DIA INTERNACIONAL DA MULHER ASSINALA LUTAS E PRECONCEITOS

O eterno feminino…

 

Óscar Wilde disse um dia que “a história da mulher é a história da pior tirania que o mundo conheceu: a tirania do mais fraco sobre o mais forte”. Desvalorizado durante séculos, o sexo feminino renasceu das cinzas de uma violenta tragédia. Foi há 150 anos, em Nova Iorque...

 

 

CARLA TEIXEIRA

 

Num mundo que escapa aos olhos e às memórias da actualidade, a mulher nasceu como encarnação do pecado, do vício e da malícia. Silenciada durante séculos na sombra dos acontecimentos (que por vezes influenciava da retaguarda), e afastada do quadro de concepções sociais medievais, em que apenas os homens – clérigos, nobres e camponeses – tinham lugar, num véu que só princesas, infantas e santas logravam romper, à figura feminina era reservada a esfera privada do lar, entre as lides doméstidas e os cuidados com os filhos. Fechada naquele espaço residual, a mulher era tida como um ser menor, sem vontade nem direitos, forçada a manter o estilo de vida definido por figuras masculinas: primeiro o pai, depois o marido.
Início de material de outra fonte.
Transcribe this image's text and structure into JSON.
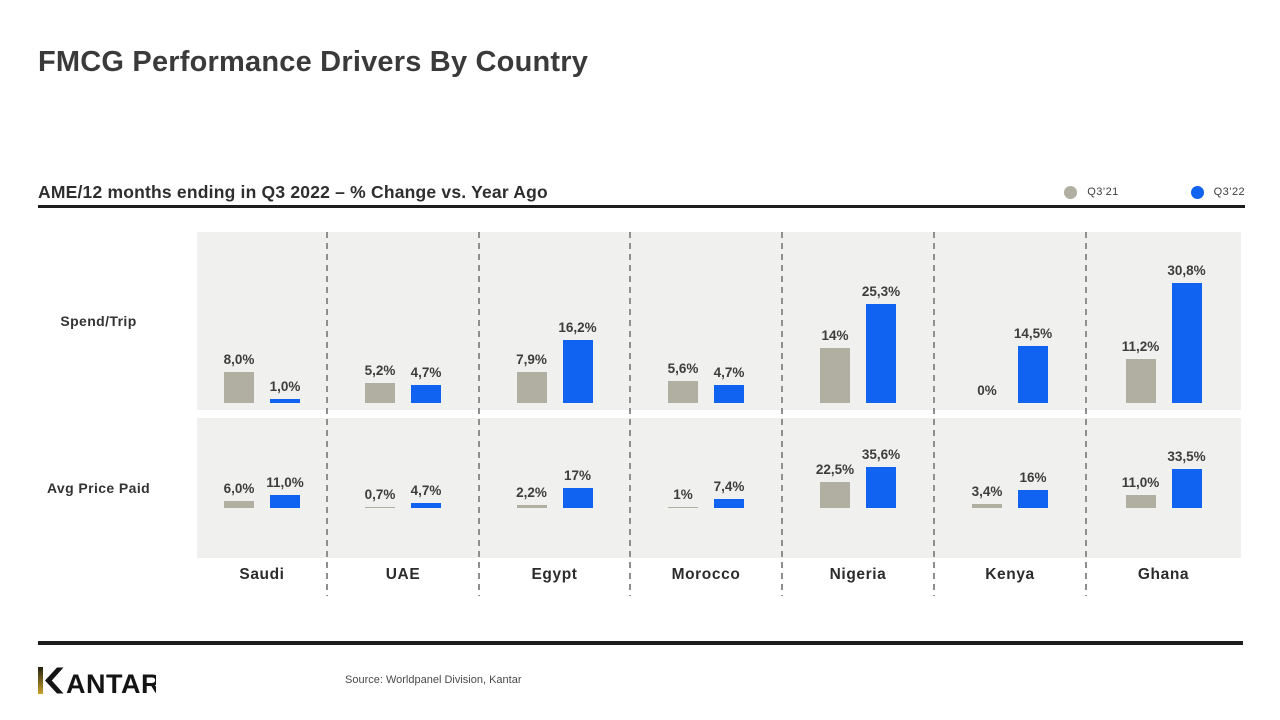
{
  "page": {
    "title": "FMCG Performance Drivers By Country"
  },
  "chart_data": {
    "type": "bar",
    "title": "FMCG Performance Drivers By Country",
    "subtitle": "AME/12 months ending in Q3 2022 – % Change vs. Year Ago",
    "unit": "% change vs. year ago",
    "grid": false,
    "legend_position": "top-right",
    "background_color": "#f0f0ee",
    "categories": [
      "Saudi",
      "UAE",
      "Egypt",
      "Morocco",
      "Nigeria",
      "Kenya",
      "Ghana"
    ],
    "rows": [
      {
        "label": "Spend/Trip",
        "series": [
          {
            "name": "Q3’21",
            "color": "#b1aea2",
            "values": [
              8.0,
              5.2,
              7.9,
              5.6,
              14,
              0,
              11.2
            ],
            "display_labels": [
              "8,0%",
              "5,2%",
              "7,9%",
              "5,6%",
              "14%",
              "0%",
              "11,2%"
            ]
          },
          {
            "name": "Q3’22",
            "color": "#1062f0",
            "values": [
              1.0,
              4.7,
              16.2,
              4.7,
              25.3,
              14.5,
              30.8
            ],
            "display_labels": [
              "1,0%",
              "4,7%",
              "16,2%",
              "4,7%",
              "25,3%",
              "14,5%",
              "30,8%"
            ]
          }
        ]
      },
      {
        "label": "Avg Price Paid",
        "series": [
          {
            "name": "Q3’21",
            "color": "#b1aea2",
            "values": [
              6.0,
              0.7,
              2.2,
              1,
              22.5,
              3.4,
              11.0
            ],
            "display_labels": [
              "6,0%",
              "0,7%",
              "2,2%",
              "1%",
              "22,5%",
              "3,4%",
              "11,0%"
            ]
          },
          {
            "name": "Q3’22",
            "color": "#1062f0",
            "values": [
              11.0,
              4.7,
              17,
              7.4,
              35.6,
              16,
              33.5
            ],
            "display_labels": [
              "11,0%",
              "4,7%",
              "17%",
              "7,4%",
              "35,6%",
              "16%",
              "33,5%"
            ]
          }
        ]
      }
    ]
  },
  "footer": {
    "logo_text": "KANTAR",
    "source": "Source: Worldpanel Division, Kantar"
  }
}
Uma realidade que tem vindo a ser escamoteada pelas próprias mulheres, com avanços e recuos, altos e baixos de um percurso vitorioso, mas ainda incompleto.

A génese do Dia Internacional da Mulher, que hoje se assinala, remonta ao dia 8 de Março de 1857, há precisamente 150 anos. Nesse dia teve lugar aquela que é tida como uma das primeiras manifestações, a nível mundial, organizadas por mulheres trabalhadoras, que reivindicavam direitos que ainda hoje, volvido um século e meio, geram desigualdades e constituem motivo de descontentamento. Numa altura em que lhes era exigido o cumprimento de um horário laboral de 16 horas diárias e imperavam os baixos salários, centenas de operárias têxteis saíram à rua em Nova Iorque, denunciando as más condições de trabalho. As manifestantes ocuparam as instalações, mas a manifestação acabaria por ser silenciada da pior maneira, com a polícia a trancar as tecelãs no interior da fábrica, incendiando-a de seguida.
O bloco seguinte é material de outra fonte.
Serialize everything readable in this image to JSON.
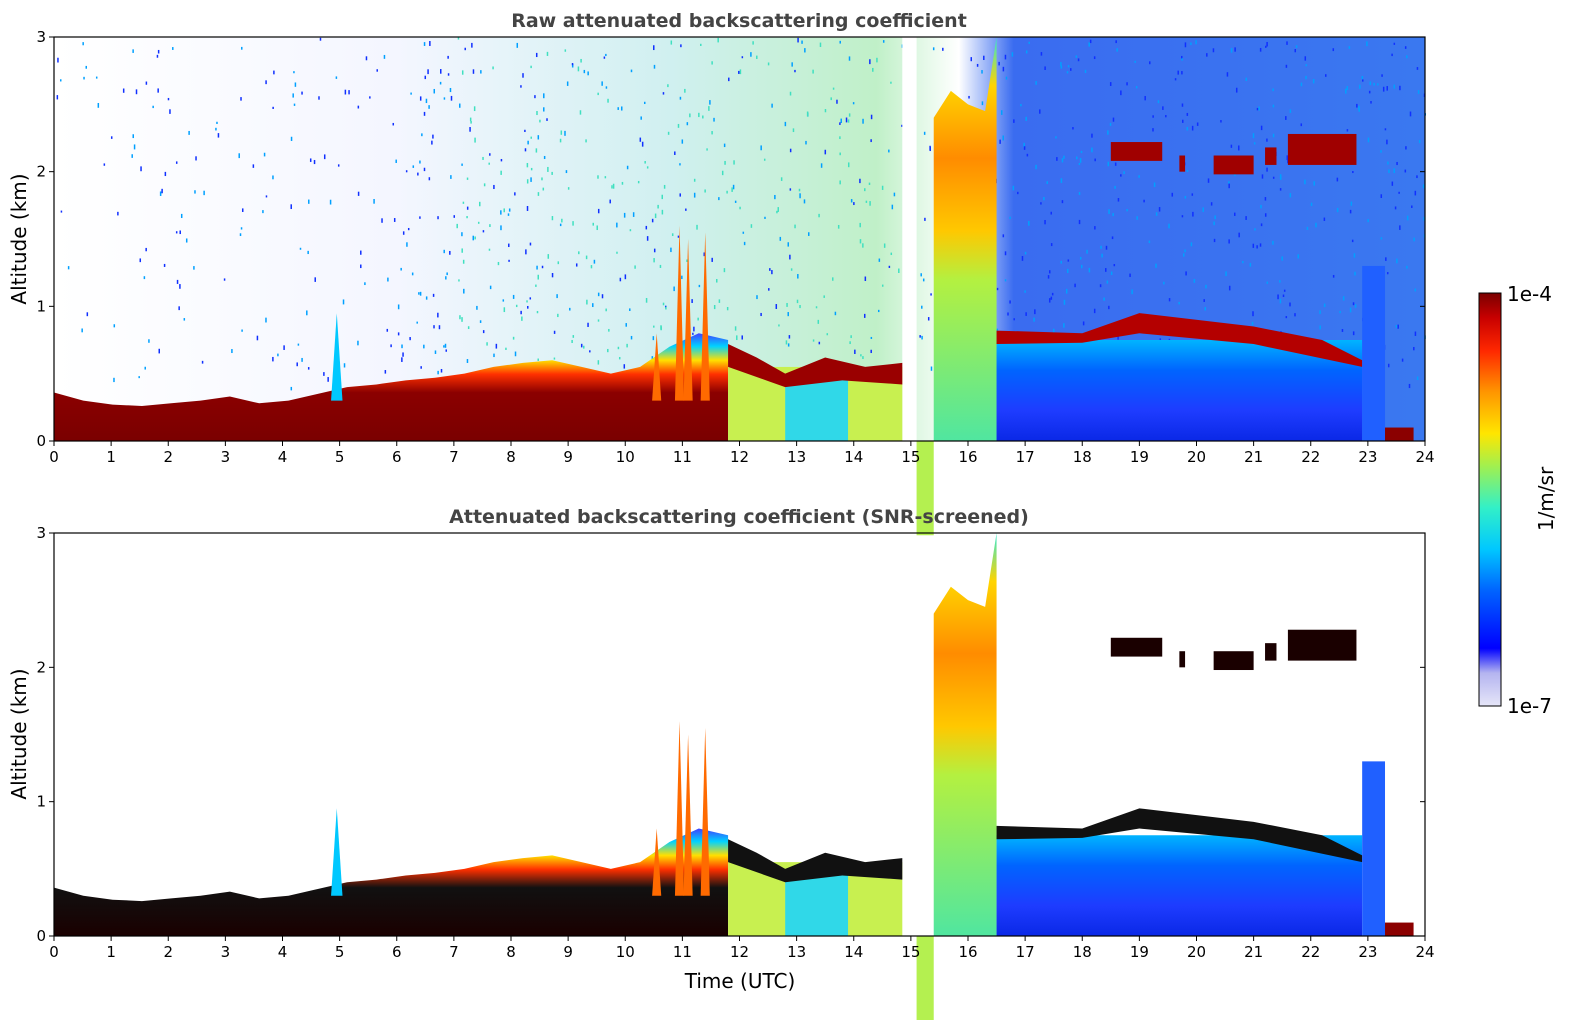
{
  "chart_data": [
    {
      "type": "heatmap",
      "title": "Raw attenuated backscattering coefficient",
      "xlabel": "",
      "ylabel": "Altitude (km)",
      "xlim": [
        0,
        24
      ],
      "ylim": [
        0,
        3
      ],
      "xticks": [
        "0",
        "1",
        "2",
        "3",
        "4",
        "5",
        "6",
        "7",
        "8",
        "9",
        "10",
        "11",
        "12",
        "13",
        "14",
        "15",
        "16",
        "17",
        "18",
        "19",
        "20",
        "21",
        "22",
        "23",
        "24"
      ],
      "yticks": [
        "0",
        "1",
        "2",
        "3"
      ],
      "colorscale": "jet",
      "features": [
        {
          "name": "boundary layer",
          "x": [
            0,
            11.8
          ],
          "top_km": [
            0.35,
            0.3,
            0.28,
            0.3,
            0.4,
            0.3,
            0.35,
            0.45,
            0.5,
            0.6,
            0.8
          ]
        },
        {
          "name": "cloud layer",
          "x": [
            11.8,
            14.9
          ],
          "altitude_km": 0.5
        },
        {
          "name": "fog/precipitation column",
          "x": [
            15.4,
            16.5
          ],
          "top_km": 3.0
        },
        {
          "name": "low cloud",
          "x": [
            16.5,
            22.9
          ],
          "altitude_km": 0.75
        },
        {
          "name": "mid-level cloud",
          "x": [
            18.5,
            23.0
          ],
          "altitude_km": 2.1
        }
      ]
    },
    {
      "type": "heatmap",
      "title": "Attenuated backscattering coefficient (SNR-screened)",
      "xlabel": "Time (UTC)",
      "ylabel": "Altitude (km)",
      "xlim": [
        0,
        24
      ],
      "ylim": [
        0,
        3
      ],
      "xticks": [
        "0",
        "1",
        "2",
        "3",
        "4",
        "5",
        "6",
        "7",
        "8",
        "9",
        "10",
        "11",
        "12",
        "13",
        "14",
        "15",
        "16",
        "17",
        "18",
        "19",
        "20",
        "21",
        "22",
        "23",
        "24"
      ],
      "yticks": [
        "0",
        "1",
        "2",
        "3"
      ],
      "colorscale": "jet"
    }
  ],
  "colorbar": {
    "label": "1/m/sr",
    "max_label": "1e-4",
    "min_label": "1e-7",
    "colors": [
      "#dcdcf5",
      "#b4b4f0",
      "#0000ff",
      "#0064ff",
      "#00b4ff",
      "#00e6e6",
      "#32f096",
      "#b4f032",
      "#ffe600",
      "#ffa000",
      "#ff3c00",
      "#dc0000",
      "#8b0000"
    ]
  }
}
Foram precisos 53 anos para que o acto desumano perpetrado naquele dia tivesse como consequência, numa homenagem às vítimas da tragédia em Nova Iorque, a proclamação do dia 8 de Março como Dia Internacional da Mulher, numa efeméride que a Organização das Nações Unidas só viria a assumir em 1975. Mais do que a oferta de flores que muitas vezes marca esta data, ela pretende ser um momento de reflexão em torno dos problemas que afectam as mulheres em todo o mundo. A organização de colóquios, conferências e reuniões que colocam a mulher no centro das atenções é uma realidade na maioria dos países, com o objectivo de minorar, e a médio prazo extirpar, o estigma de ser mulher.
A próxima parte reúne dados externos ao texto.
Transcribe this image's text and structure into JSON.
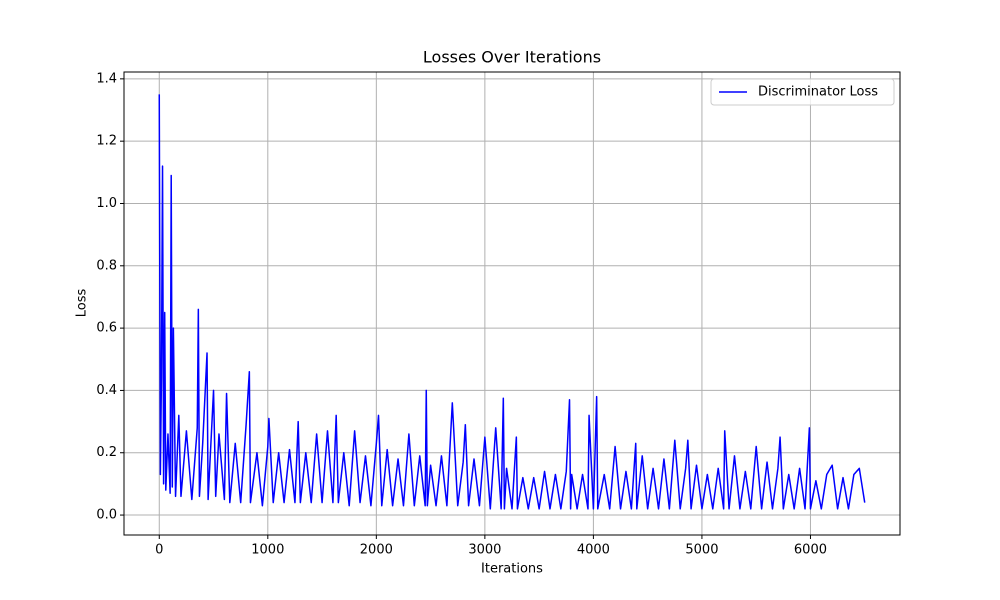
{
  "chart_data": {
    "type": "line",
    "title": "Losses Over Iterations",
    "xlabel": "Iterations",
    "ylabel": "Loss",
    "x": [
      0,
      10,
      20,
      30,
      40,
      50,
      60,
      80,
      100,
      110,
      120,
      130,
      150,
      180,
      200,
      250,
      300,
      350,
      360,
      370,
      400,
      440,
      450,
      500,
      520,
      550,
      600,
      620,
      650,
      700,
      750,
      800,
      830,
      840,
      900,
      950,
      1000,
      1010,
      1050,
      1100,
      1150,
      1200,
      1250,
      1280,
      1300,
      1350,
      1400,
      1450,
      1500,
      1550,
      1600,
      1630,
      1650,
      1700,
      1750,
      1800,
      1850,
      1900,
      1950,
      2000,
      2020,
      2050,
      2100,
      2150,
      2200,
      2250,
      2300,
      2350,
      2400,
      2450,
      2460,
      2470,
      2500,
      2550,
      2600,
      2650,
      2700,
      2750,
      2800,
      2820,
      2850,
      2900,
      2950,
      3000,
      3050,
      3100,
      3150,
      3170,
      3180,
      3200,
      3250,
      3290,
      3300,
      3350,
      3400,
      3450,
      3500,
      3550,
      3600,
      3650,
      3700,
      3750,
      3780,
      3790,
      3800,
      3850,
      3900,
      3950,
      3960,
      4000,
      4030,
      4040,
      4100,
      4150,
      4200,
      4250,
      4300,
      4350,
      4390,
      4400,
      4450,
      4500,
      4550,
      4600,
      4650,
      4700,
      4750,
      4800,
      4850,
      4870,
      4900,
      4950,
      5000,
      5050,
      5100,
      5150,
      5200,
      5210,
      5250,
      5300,
      5350,
      5400,
      5450,
      5500,
      5550,
      5600,
      5650,
      5700,
      5720,
      5750,
      5800,
      5850,
      5900,
      5950,
      5990,
      6000,
      6050,
      6100,
      6150,
      6200,
      6250,
      6300,
      6350,
      6400,
      6450,
      6500
    ],
    "series": [
      {
        "name": "Discriminator Loss",
        "color": "#0000ff",
        "values": [
          1.35,
          0.13,
          0.44,
          1.12,
          0.1,
          0.65,
          0.08,
          0.26,
          0.07,
          1.09,
          0.09,
          0.6,
          0.06,
          0.32,
          0.06,
          0.27,
          0.05,
          0.28,
          0.66,
          0.06,
          0.23,
          0.52,
          0.05,
          0.4,
          0.06,
          0.26,
          0.05,
          0.39,
          0.04,
          0.23,
          0.04,
          0.29,
          0.46,
          0.04,
          0.2,
          0.03,
          0.22,
          0.31,
          0.04,
          0.2,
          0.04,
          0.21,
          0.04,
          0.3,
          0.04,
          0.2,
          0.04,
          0.26,
          0.04,
          0.27,
          0.04,
          0.32,
          0.04,
          0.2,
          0.03,
          0.27,
          0.04,
          0.19,
          0.03,
          0.23,
          0.32,
          0.03,
          0.21,
          0.03,
          0.18,
          0.03,
          0.26,
          0.03,
          0.19,
          0.03,
          0.4,
          0.03,
          0.16,
          0.03,
          0.19,
          0.03,
          0.36,
          0.03,
          0.17,
          0.29,
          0.03,
          0.18,
          0.03,
          0.25,
          0.02,
          0.28,
          0.02,
          0.375,
          0.02,
          0.15,
          0.02,
          0.25,
          0.02,
          0.12,
          0.02,
          0.12,
          0.02,
          0.14,
          0.02,
          0.13,
          0.02,
          0.14,
          0.37,
          0.02,
          0.13,
          0.02,
          0.13,
          0.02,
          0.32,
          0.02,
          0.38,
          0.02,
          0.13,
          0.02,
          0.22,
          0.02,
          0.14,
          0.02,
          0.23,
          0.02,
          0.19,
          0.02,
          0.15,
          0.02,
          0.18,
          0.02,
          0.24,
          0.02,
          0.15,
          0.24,
          0.02,
          0.16,
          0.02,
          0.13,
          0.02,
          0.15,
          0.02,
          0.27,
          0.02,
          0.19,
          0.02,
          0.14,
          0.02,
          0.22,
          0.02,
          0.17,
          0.02,
          0.15,
          0.25,
          0.02,
          0.13,
          0.02,
          0.15,
          0.02,
          0.28,
          0.02,
          0.11,
          0.02,
          0.13,
          0.16,
          0.02,
          0.12,
          0.02,
          0.13,
          0.15,
          0.04
        ]
      }
    ],
    "xlim": [
      -325,
      6825
    ],
    "xticks": [
      0,
      1000,
      2000,
      3000,
      4000,
      5000,
      6000
    ],
    "ylim": [
      -0.064,
      1.422
    ],
    "yticks": [
      {
        "value": 0,
        "label": "0.0"
      },
      0.2,
      0.4,
      0.6,
      0.8,
      {
        "value": 1,
        "label": "1.0"
      },
      1.2,
      1.4
    ],
    "grid": true,
    "legend": "upper right"
  }
}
Num mundo em constante transformação, as mulheres conseguiram, no século XX, assumir o ónus da mudança nas suas relações com os homens, desencadeando o advento de uma nova mentalidade e encaixando “novos” direitos. Ainda a braços com fortes desigualdades no campo laboral (não são ainda raras as situações em que as mulheres ganham menos do que os homens no desempenho das mesmas funções profissionais), chamaram às suas mãos o domínio sobre questões como a sexualidade e a família, o reconhecimento de que são seres dotados de inteligência e sensibilidade, bem como o direito de apostarem numa carreira profissional.

JOANA MARQUES VIDAL, PRESIDENTE DA APAV, DEIXA MENSAGEM ÀS MULHERES

"Que tomem o futuro

nas suas próprias mãos"

 

O percurso jurídíco e de reconhecimento dos direitos das mulheres está já bastante completo a nível legal, mas persistem “grandes discriminações no mundo laboral no Ocidente”, quando “no Oriente a situação relativa à violência é ainda mais grave”.

 

 

CARLA TEIXEIRA

 

Na balança que pesa as circunstâncias de ser mulher, a violência e a discriminação social e laboral assumem um peso fundamental, que empurra para baixo o prato do “lado mau” da condição feminina. Familiarizada com essa realidade negra que para o comum cidadão se expressa em números sem rosto – terão sido 27 as mulheres mortas pelos maridos ou companheiros em casos de violência doméstica relatados às autoridades ao longo do ano passado –, a presidente da Associação Portuguesa de Apoio à Vítima considera que “os dias internacionais são sempre alturas em que se chama a atenção dos cidadãos para um conjunto de problemas”, vincando que, no caso das mulheres, a violência e a discriminação continuam a ser as questões mais prementes.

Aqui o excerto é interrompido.